CHARLOTTE, N.C. — This wasn’t a season that could be captured in a still frame. It wasn’t a team that could be defined in 900 words. And it wasn’t a moment that anyone — not even Darius Morris — had words for.
No, to understand what happened in that moment, that game, that season, you need to hear to believe.
And few will actually listen for it, because you would have to look for those sounds in the unlikeliest of places. You’d have to listen to the silences. And no one is looking there.
Just like no one was looking at Michigan before this season started.
All that can be said, explained and extrapolated about this team and its emotions were heard in those silences throughout Time Warner Cable Arena yesterday.
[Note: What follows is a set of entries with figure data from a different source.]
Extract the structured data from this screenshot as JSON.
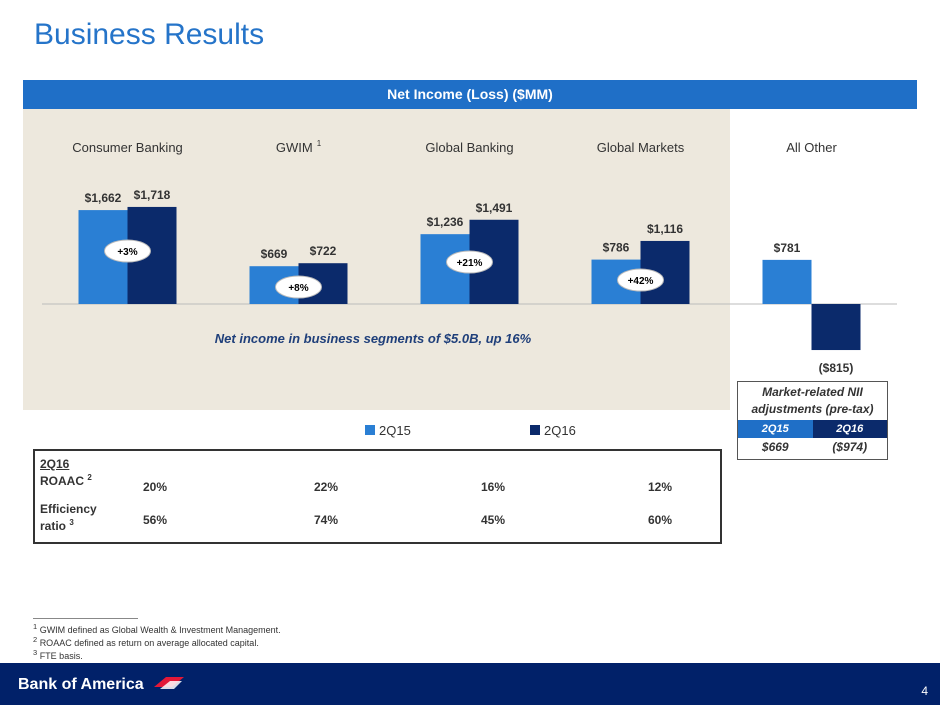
{
  "title": "Business Results",
  "chart_header": "Net Income (Loss) ($MM)",
  "chart_data": {
    "type": "bar",
    "categories": [
      "Consumer Banking",
      "GWIM",
      "Global Banking",
      "Global Markets",
      "All Other"
    ],
    "category_superscripts": [
      "",
      "1",
      "",
      "",
      ""
    ],
    "series": [
      {
        "name": "2Q15",
        "values": [
          1662,
          669,
          1236,
          786,
          781
        ],
        "labels": [
          "$1,662",
          "$669",
          "$1,236",
          "$786",
          "$781"
        ],
        "color": "#2a7fd4"
      },
      {
        "name": "2Q16",
        "values": [
          1718,
          722,
          1491,
          1116,
          -815
        ],
        "labels": [
          "$1,718",
          "$722",
          "$1,491",
          "$1,116",
          "($815)"
        ],
        "color": "#0b2a6b"
      }
    ],
    "changes": [
      "+3%",
      "+8%",
      "+21%",
      "+42%",
      ""
    ],
    "annotation": "Net income in business segments of $5.0B, up 16%",
    "legend_position": "bottom"
  },
  "market_box": {
    "caption_line1": "Market-related NII",
    "caption_line2": "adjustments (pre-tax)",
    "headers": [
      "2Q15",
      "2Q16"
    ],
    "values": [
      "$669",
      "($974)"
    ],
    "header_colors": [
      "#1f6fc7",
      "#0b2a6b"
    ]
  },
  "metrics": {
    "period": "2Q16",
    "roaac_label": "ROAAC",
    "roaac_sup": "2",
    "roaac": [
      "20%",
      "22%",
      "16%",
      "12%"
    ],
    "eff_label_line1": "Efficiency",
    "eff_label_line2": "ratio",
    "eff_sup": "3",
    "efficiency": [
      "56%",
      "74%",
      "45%",
      "60%"
    ]
  },
  "footnotes": [
    {
      "sup": "1",
      "text": "GWIM defined as Global Wealth & Investment Management."
    },
    {
      "sup": "2",
      "text": "ROAAC defined as return on average allocated capital."
    },
    {
      "sup": "3",
      "text": "FTE basis."
    }
  ],
  "footer": {
    "logo": "Bank of America",
    "page": "4"
  },
  "colors": {
    "accent": "#2574c9",
    "navy": "#012169",
    "panel": "#ede8dd"
  }
}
It was the sound of silence as the ball left Morris’ hands and arched perfectly toward the basket until that idyllic silence was broken by the ding of the ball meeting the heel of the rim.
But in that moment of silence, there was hope — desperate hope. The hope of a team of ragtag kids who were under-recruited and underappreciated. It was the hope that the team, led by two Indiana boys in black sneakers, has held this entire season. It was the hope of John Beilein as he leaned forward, anticipating the exact result he’d seen in practice so many times when Morris took that same shot.
And then came the ding.
There was the silence of the aftermath. The silence of disbelief. The silence that shook the team to its core that comes with a rude awakening, paralyzing the brain. The silence that over took Tim Hardaway Jr. as he looked up at the scoreboard and bit at his uniform to fight back the tears.
Yes, the scoreboard read correctly, Duke won, 73-71.
“Everything went blank,” Hardaway Jr. would say after the game.
He heard nothing. Thousands of Duke fans screamed as Mike Krzyzewski notched his 900th win, but Hardaway Jr. heard silence.
Then there was the silence of Jonathan Kirbitz packing up his drum set for the last time. For four years, he’s been the Michigan pep band’s drummer, but when that ding came, his career ended. The band director looked up at his band and asked the seniors to lead the group for their final round of “The Victors.”
Kirbitz is graduating in May and doesn’t know what he’ll do. He wants to continue playing music, he says, but it won’t be for Michigan. Unlike every member of the Michigan basketball team, he won’t return.
His career ended the moment that silence did.
And then there was the moment no one saw when Lauren McLaughlin meticulously placed a sticker reading ‘Duke’ as the winner on the bracket that hung outside the arena. It was a placard that represented the Wolverines’ defeat — perhaps the first physical manifestation of the loss. She attached the sticker and said nothing.
Perhaps she expected to put the Blue Devils’ name there, like so many others, but the NCAA had printed up Michigan’s sticker as well.
She wouldn’t need to use it. She carelessly threw it into the trash. There was no rebound. That shot was perfect and the crumbled sticker lay unused and silent in the bottom of the can.
Right now that sound is the silence that filled Zack Novak’s heart as he stood at midcourt coming to the realization that his junior season was over.
It’s the worst feeling in the world, like someone died, he’d say.
And then there was the silence of the arena after the game, as Morris reemerged from the locker room and walked onto the court where his season had ended less than an hour before.
A handful of reporters and maintenance workers fell quiet. He looked at no one and walked across mid-court towards the basket that may haunt him until next season. With an invisible ball, he reattempted that shot.
His right hand, with perfect form, glided through the empty space. His headphones jiggled around his neck. He jumped off his right foot and landed again.
But the sound of the prospects of next year’s team roared throughout the arena. A team that will lose no one. A team that will return with a chip on its shoulder. A team that will no longer have a target on its heart, but rather, on its back.
And then a voice from the upper deck broke that silence, just like that ding broke the silence of the ball rushing those the air.
“Keep your head up.”
Morris looked up and continued walking.
It will be what this team needs to do. Because for now, there will be silence and it will be a painful silence. It will be the sound of people not knowing what to say. Whether to apologize or congratulate a team that brought Michigan basketball out of irrelevance, if only for a few weeks.
It will be a silence that represents the end of a hopeful season and a quiet March for the Wolverines.
Morris won’t get that shot back.
But on Thursday or Friday, they’ll be back in the gym again. And that silence that represented so much, yet held nothing, will be filled with sounds of a team preparing to do work again next season.